The identification of enhancement on CESM is a priority for cancer diagnosis. The morphology, intensity or time of enhancement could indicate differentiation. According to DE-CESM, masses with an irregular or lobular outline or shape, stronger enhancement or presence of associated suspicious malignant microcalcification should be considered as malignancies. The protocol design is therefore important for identification of lesions at the appropriate time, such as the early phase on CC view (within 2–3 min after contrast medium injection) and later phase on MLO view (3–7 min after contrast medium injection) as in the author’s protocol. A standardised protocol could provide a timetable for lesion enhancement, which would facilitate differentiation of a lesion from adenosis or breast tissue enhancement. Comparing bilateral breast parenchymal enhancement, particularly in dense breasts, can be an important process in mammogram interpretation.

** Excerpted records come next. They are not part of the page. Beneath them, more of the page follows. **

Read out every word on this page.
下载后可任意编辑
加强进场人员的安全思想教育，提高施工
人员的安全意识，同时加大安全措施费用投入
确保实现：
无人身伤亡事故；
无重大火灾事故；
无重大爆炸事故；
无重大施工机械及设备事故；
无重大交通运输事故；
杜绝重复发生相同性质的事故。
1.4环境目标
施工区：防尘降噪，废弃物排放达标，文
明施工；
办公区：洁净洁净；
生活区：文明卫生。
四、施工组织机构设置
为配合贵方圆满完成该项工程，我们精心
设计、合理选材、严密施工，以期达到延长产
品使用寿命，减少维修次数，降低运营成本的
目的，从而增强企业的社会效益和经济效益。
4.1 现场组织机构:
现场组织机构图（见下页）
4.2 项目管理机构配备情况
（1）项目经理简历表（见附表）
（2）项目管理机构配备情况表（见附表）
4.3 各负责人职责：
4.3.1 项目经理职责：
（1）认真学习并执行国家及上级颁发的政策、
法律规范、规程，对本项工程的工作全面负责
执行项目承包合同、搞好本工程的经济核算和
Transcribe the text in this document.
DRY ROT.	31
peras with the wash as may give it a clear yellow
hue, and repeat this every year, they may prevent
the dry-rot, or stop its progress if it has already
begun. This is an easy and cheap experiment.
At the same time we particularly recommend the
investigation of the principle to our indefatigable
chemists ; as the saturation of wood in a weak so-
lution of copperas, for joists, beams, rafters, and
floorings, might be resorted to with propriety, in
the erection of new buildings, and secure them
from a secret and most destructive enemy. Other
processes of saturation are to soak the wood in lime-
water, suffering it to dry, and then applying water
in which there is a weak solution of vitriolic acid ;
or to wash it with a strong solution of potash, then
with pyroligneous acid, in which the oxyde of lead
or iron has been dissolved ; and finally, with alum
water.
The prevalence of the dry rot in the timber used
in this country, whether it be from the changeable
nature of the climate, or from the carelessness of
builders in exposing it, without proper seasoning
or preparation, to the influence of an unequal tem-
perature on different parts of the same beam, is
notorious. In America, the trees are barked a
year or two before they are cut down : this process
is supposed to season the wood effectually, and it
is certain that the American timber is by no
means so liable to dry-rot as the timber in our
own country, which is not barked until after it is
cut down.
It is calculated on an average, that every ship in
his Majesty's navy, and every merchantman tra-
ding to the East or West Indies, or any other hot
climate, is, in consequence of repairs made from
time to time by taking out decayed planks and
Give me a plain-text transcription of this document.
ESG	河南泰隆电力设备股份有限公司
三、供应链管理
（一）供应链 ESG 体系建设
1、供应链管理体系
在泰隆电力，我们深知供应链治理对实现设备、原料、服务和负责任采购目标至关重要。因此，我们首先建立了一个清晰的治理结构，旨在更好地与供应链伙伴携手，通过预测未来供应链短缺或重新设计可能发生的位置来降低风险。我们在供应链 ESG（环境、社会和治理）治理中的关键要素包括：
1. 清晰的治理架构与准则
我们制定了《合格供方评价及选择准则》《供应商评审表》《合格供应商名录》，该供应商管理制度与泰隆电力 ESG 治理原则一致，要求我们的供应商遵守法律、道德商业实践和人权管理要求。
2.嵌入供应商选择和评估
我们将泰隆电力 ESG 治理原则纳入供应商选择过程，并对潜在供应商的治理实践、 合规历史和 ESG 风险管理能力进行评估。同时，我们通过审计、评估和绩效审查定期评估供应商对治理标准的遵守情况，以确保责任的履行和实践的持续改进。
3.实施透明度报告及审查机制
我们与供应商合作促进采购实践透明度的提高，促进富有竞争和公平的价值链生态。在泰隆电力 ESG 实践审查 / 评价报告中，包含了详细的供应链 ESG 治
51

In this study, we evaluated the probability of correct prediction, as well as the representative learning curve among the blinded radiologists. The correct prediction curve showed a steady increase from 80 % to 92.4 % after diagnosing 100 lesions. Apparently, CESM technique was easily learned which may be attributed to the basic mammography observations.

In conclusion, DE-CESM provided additional information compared with Mx, with consistent improvement of cancer diagnosis in dense breasts. The observers with different level of expertise in Mx could improve their sensitivity, specificity, PPV, NPV and accuracy when using DE-CESM instead of Mx alone. The accuracy among observers was statistically significant with an error probability lower than 0.05. Otherwise, the prediction of diagnosis could be improved by the interpretation of a significant number of cases in the presence of 6 % benign contrast enhancement in this study.